Hura is a village, with a police station, in the Hura CD block in the Purulia Sadar subdivision of the Purulia district in the state of West Bengal, India.

==Geography==

===Location===
Hura is located at .

===Area overview===
Purulia district forms the lowest step of the Chota Nagpur Plateau. The general scenario is undulating land with scattered hills. Purulia Sadar subdivision covers the central portion of the district. 83.80% of the population of the subdivision lives in rural areas. The map alongside shows some urbanization around Purulia city. 18.58% of the population, the highest among the subdivisions of the district, lives in urban areas. There are 4 census towns in the subdivision. The Kangsabati (locally called Kansai) flows through the subdivision. The subdivision has old temples, some of them belonging to the 11th century or earlier. The focus is on education - the university, the sainik school, the Ramakrishna Mission Vidyapith at Bongabari, the upcoming medical college at Hatuara, et al.

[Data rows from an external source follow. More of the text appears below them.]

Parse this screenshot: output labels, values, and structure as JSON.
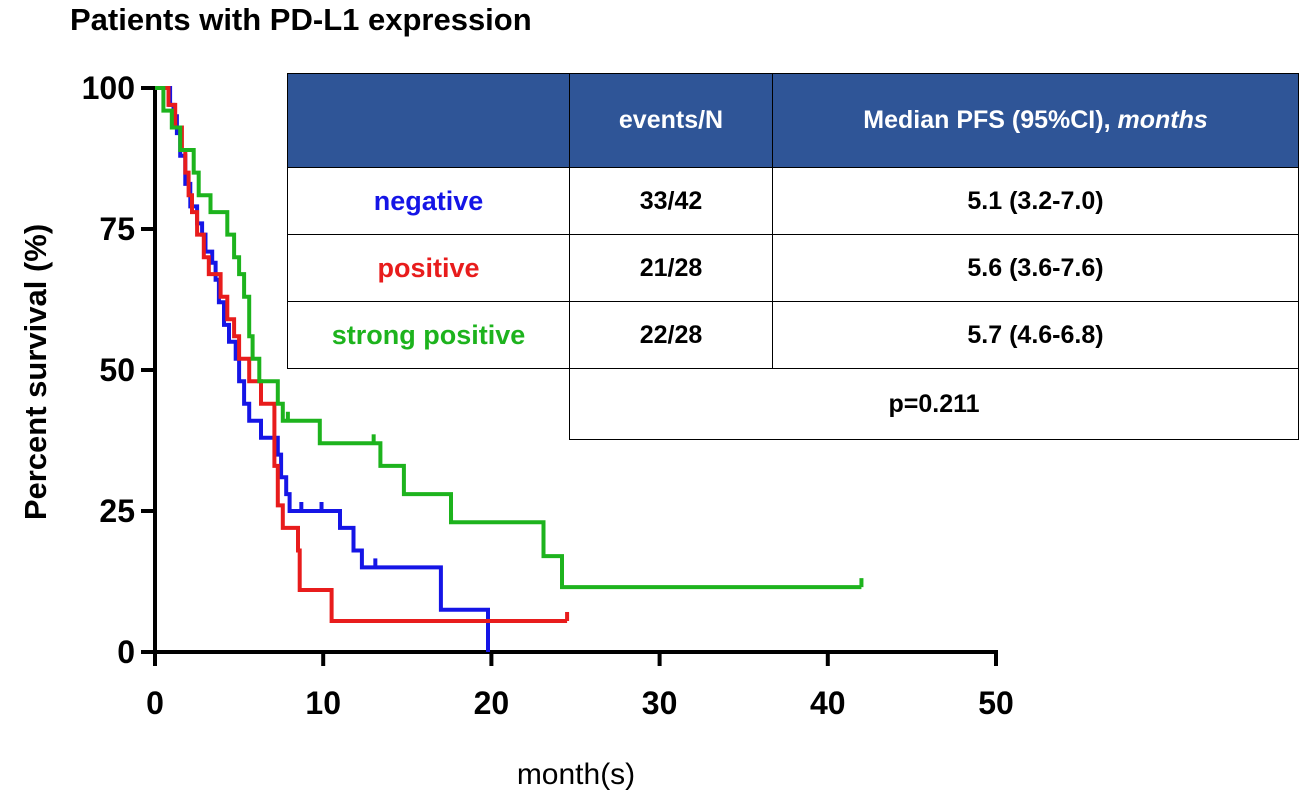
{
  "chart_data": {
    "type": "line",
    "title": "Patients with PD-L1 expression",
    "xlabel": "month(s)",
    "ylabel": "Percent survival (%)",
    "xlim": [
      0,
      50
    ],
    "ylim": [
      0,
      100
    ],
    "xticks": [
      0,
      10,
      20,
      30,
      40,
      50
    ],
    "yticks": [
      0,
      25,
      50,
      75,
      100
    ],
    "grid": false,
    "series": [
      {
        "name": "negative",
        "color": "#1515e6",
        "points": [
          [
            0,
            100
          ],
          [
            0.9,
            100
          ],
          [
            0.9,
            97
          ],
          [
            1.1,
            97
          ],
          [
            1.1,
            95
          ],
          [
            1.3,
            95
          ],
          [
            1.3,
            92
          ],
          [
            1.5,
            92
          ],
          [
            1.5,
            88
          ],
          [
            1.8,
            88
          ],
          [
            1.8,
            83
          ],
          [
            2.1,
            83
          ],
          [
            2.1,
            79
          ],
          [
            2.5,
            79
          ],
          [
            2.5,
            76
          ],
          [
            2.8,
            76
          ],
          [
            2.8,
            74
          ],
          [
            3.0,
            74
          ],
          [
            3.0,
            71
          ],
          [
            3.4,
            71
          ],
          [
            3.4,
            69
          ],
          [
            3.6,
            69
          ],
          [
            3.6,
            66
          ],
          [
            3.8,
            66
          ],
          [
            3.8,
            62
          ],
          [
            4.1,
            62
          ],
          [
            4.1,
            58
          ],
          [
            4.4,
            58
          ],
          [
            4.4,
            55
          ],
          [
            4.8,
            55
          ],
          [
            4.8,
            52
          ],
          [
            5.0,
            52
          ],
          [
            5.0,
            48
          ],
          [
            5.3,
            48
          ],
          [
            5.3,
            44
          ],
          [
            5.6,
            44
          ],
          [
            5.6,
            41
          ],
          [
            6.3,
            41
          ],
          [
            6.3,
            38
          ],
          [
            7.3,
            38
          ],
          [
            7.3,
            35
          ],
          [
            7.5,
            35
          ],
          [
            7.5,
            31
          ],
          [
            7.8,
            31
          ],
          [
            7.8,
            28
          ],
          [
            8.0,
            28
          ],
          [
            8.0,
            25
          ],
          [
            11.0,
            25
          ],
          [
            11.0,
            22
          ],
          [
            11.8,
            22
          ],
          [
            11.8,
            18
          ],
          [
            12.3,
            18
          ],
          [
            12.3,
            15
          ],
          [
            17.0,
            15
          ],
          [
            17.0,
            7.5
          ],
          [
            19.8,
            7.5
          ],
          [
            19.8,
            0
          ]
        ],
        "censor_x": [
          8.7,
          9.9,
          13.1
        ]
      },
      {
        "name": "positive",
        "color": "#e81c1c",
        "points": [
          [
            0,
            100
          ],
          [
            0.8,
            100
          ],
          [
            0.8,
            97
          ],
          [
            1.2,
            97
          ],
          [
            1.2,
            93
          ],
          [
            1.6,
            93
          ],
          [
            1.6,
            89
          ],
          [
            1.8,
            89
          ],
          [
            1.8,
            85
          ],
          [
            2.0,
            85
          ],
          [
            2.0,
            81
          ],
          [
            2.2,
            81
          ],
          [
            2.2,
            78
          ],
          [
            2.5,
            78
          ],
          [
            2.5,
            74
          ],
          [
            2.9,
            74
          ],
          [
            2.9,
            70
          ],
          [
            3.2,
            70
          ],
          [
            3.2,
            67
          ],
          [
            3.9,
            67
          ],
          [
            3.9,
            63
          ],
          [
            4.3,
            63
          ],
          [
            4.3,
            59
          ],
          [
            4.7,
            59
          ],
          [
            4.7,
            56
          ],
          [
            5.0,
            56
          ],
          [
            5.0,
            52
          ],
          [
            5.6,
            52
          ],
          [
            5.6,
            48
          ],
          [
            6.3,
            48
          ],
          [
            6.3,
            44
          ],
          [
            7.1,
            44
          ],
          [
            7.1,
            33
          ],
          [
            7.3,
            33
          ],
          [
            7.3,
            26
          ],
          [
            7.6,
            26
          ],
          [
            7.6,
            22
          ],
          [
            8.5,
            22
          ],
          [
            8.5,
            18
          ],
          [
            8.6,
            18
          ],
          [
            8.6,
            11
          ],
          [
            10.5,
            11
          ],
          [
            10.5,
            5.5
          ],
          [
            24.5,
            5.5
          ]
        ],
        "censor_x": [
          24.5
        ]
      },
      {
        "name": "strong positive",
        "color": "#1db31d",
        "points": [
          [
            0,
            100
          ],
          [
            0.5,
            100
          ],
          [
            0.5,
            96
          ],
          [
            1.0,
            96
          ],
          [
            1.0,
            93
          ],
          [
            1.5,
            93
          ],
          [
            1.5,
            89
          ],
          [
            2.3,
            89
          ],
          [
            2.3,
            85
          ],
          [
            2.6,
            85
          ],
          [
            2.6,
            81
          ],
          [
            3.3,
            81
          ],
          [
            3.3,
            78
          ],
          [
            4.3,
            78
          ],
          [
            4.3,
            74
          ],
          [
            4.7,
            74
          ],
          [
            4.7,
            70
          ],
          [
            5.0,
            70
          ],
          [
            5.0,
            67
          ],
          [
            5.3,
            67
          ],
          [
            5.3,
            63
          ],
          [
            5.6,
            63
          ],
          [
            5.6,
            56
          ],
          [
            5.8,
            56
          ],
          [
            5.8,
            52
          ],
          [
            6.2,
            52
          ],
          [
            6.2,
            48
          ],
          [
            7.3,
            48
          ],
          [
            7.3,
            44
          ],
          [
            7.6,
            44
          ],
          [
            7.6,
            41
          ],
          [
            9.8,
            41
          ],
          [
            9.8,
            37
          ],
          [
            13.4,
            37
          ],
          [
            13.4,
            33
          ],
          [
            14.8,
            33
          ],
          [
            14.8,
            28
          ],
          [
            17.6,
            28
          ],
          [
            17.6,
            23
          ],
          [
            23.1,
            23
          ],
          [
            23.1,
            17
          ],
          [
            24.2,
            17
          ],
          [
            24.2,
            11.5
          ],
          [
            42,
            11.5
          ]
        ],
        "censor_x": [
          7.9,
          13.0,
          17.6,
          42
        ]
      }
    ]
  },
  "legend_table": {
    "headers": [
      "",
      "events/N",
      "Median PFS (95%CI), ",
      "months"
    ],
    "rows": [
      {
        "group": "negative",
        "group_color": "#1515e6",
        "events": "33/42",
        "median": "5.1 (3.2-7.0)"
      },
      {
        "group": "positive",
        "group_color": "#e81c1c",
        "events": "21/28",
        "median": "5.6 (3.6-7.6)"
      },
      {
        "group": "strong positive",
        "group_color": "#1db31d",
        "events": "22/28",
        "median": "5.7 (4.6-6.8)"
      }
    ],
    "p_value": "p=0.211",
    "header_bg": "#2f5597"
  }
}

Note: The map alongside presents some of the notable locations in the subdivision. All places marked in the map are linked in the larger full screen map.

==Demographics==
According to the 2011 Census of India, Hura had a total population, of 3,419 of which 1,785 (52%) were males and 1,634 (48%) were females. There were 340 persons in the age range of 0–6 years. The total number of literate persons in Hura was 2,566 (83.34% of the population over 6 years).

==Civic administration==
===Police station===
Hura’s police station has jurisdiction over the Hura CD block. The area covered is 382.21 km^{2} and the population covered is 143,425.

===CD block HQ===
The headquarters of Hura CD block are located in Hura.

==Transport==
The NH 314, running from Bankura to Purulia, passes through Hura. The Kashipur-Hura Road connects to NH 314 at Hura.

==Education==
Mahatma Gandhi College, at Daldali, Lalpur in Hura PS is a non-government undergraduate college affiliated to Sidho Kanho Birsha University. It offers honours courses in: Bengali, English, Sanskrit, history, political science, education, geography, philosophy.
It has courses in B.A. general, B.Sc. general, B.Com. honours and B.Com. general. Santhali is a subject at the B.A. pass level.

==Healthcare==
Hura Rural Hospital, with 30 beds at Hura, is the major government medical facility in the Hura CD block.